Так не только она поступила. Когда–то, едва я только на ноги встал и с успехом дела начал вести, встретил я девушку–ангела. Так мне казалось. Я вечность был готов смотреть в голубые глаза этой дряни и дышать запахом ее блондинистых волос. Готов бы всю себя ей отдать. Думал, наивный идиот, что влюбился и встретил “ту самую”. Я тогда еще верил в то, что сердце у меня есть и душа. Однако оказалось, что сука эта вообще подставная. Спит еще с тремя “смыслами всей жизни” и сосет своему главному боссу, что использует эту шлюху как неплохой информатор. А еще оказалось, что я из ее “мальчиков” самый противный. Мол, терпела только за подарки. Она сама мне это в лицо высказала в день разоблачения, когда я кончил в ее потрепанный рот, остальными дырками побрезговал. Она для меня больше не была ангелом. Скорее, куском дерьма с ртом.
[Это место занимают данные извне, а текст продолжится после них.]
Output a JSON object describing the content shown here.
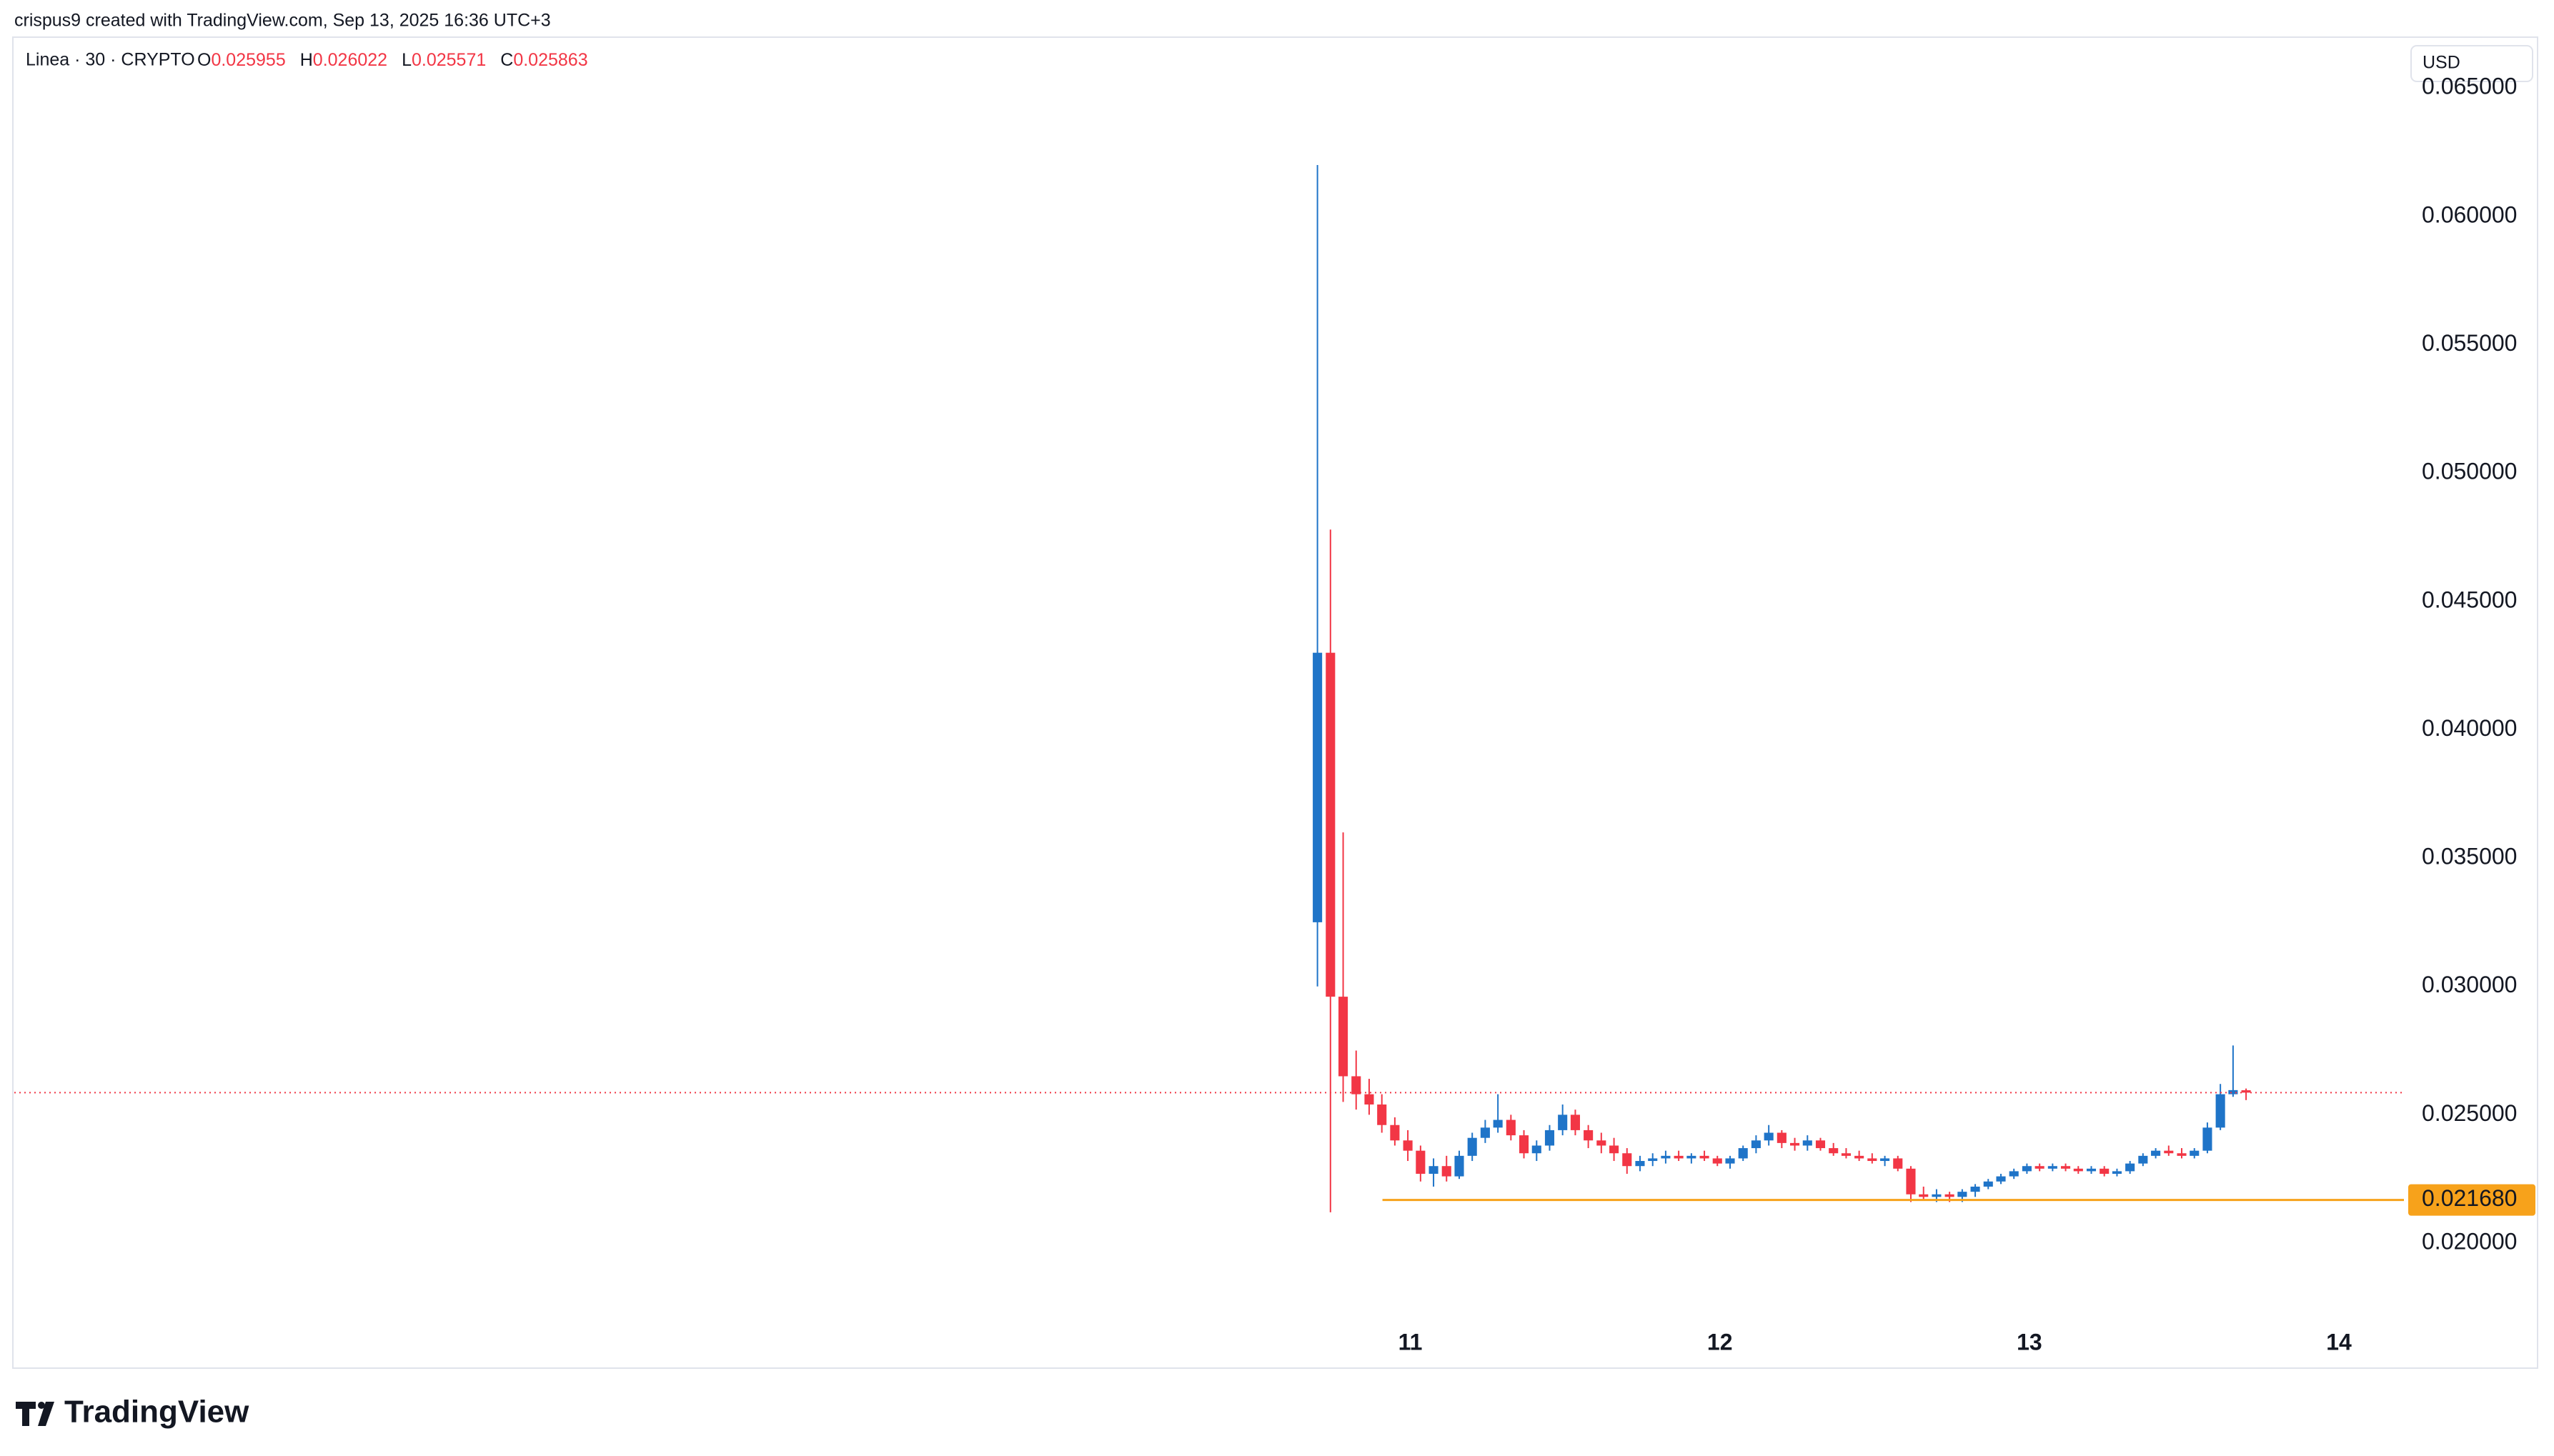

И эта туда же. Кривится. Я в тот момент хотел ее придушить, чтобы закончить это все. Поставить жирную точку. Или раздавить суку. В пыль стереть губами.
Однако едва губ ее коснулся – пропал. Опять оглох и онемел. Пропал. И плевать стало, что ей хуево. Мне было хорошо.
И понял страшное: это конец. Все. Я зависим от нее.
Чертов Малеев встретил нас с улыбкой понимающей. Хотя хрен что он понимает. Он не знает, каково сходить с ума от ее запаха и не иметь возможность губами провести по ее коже, чтобы собрать ее тепло своей плотью.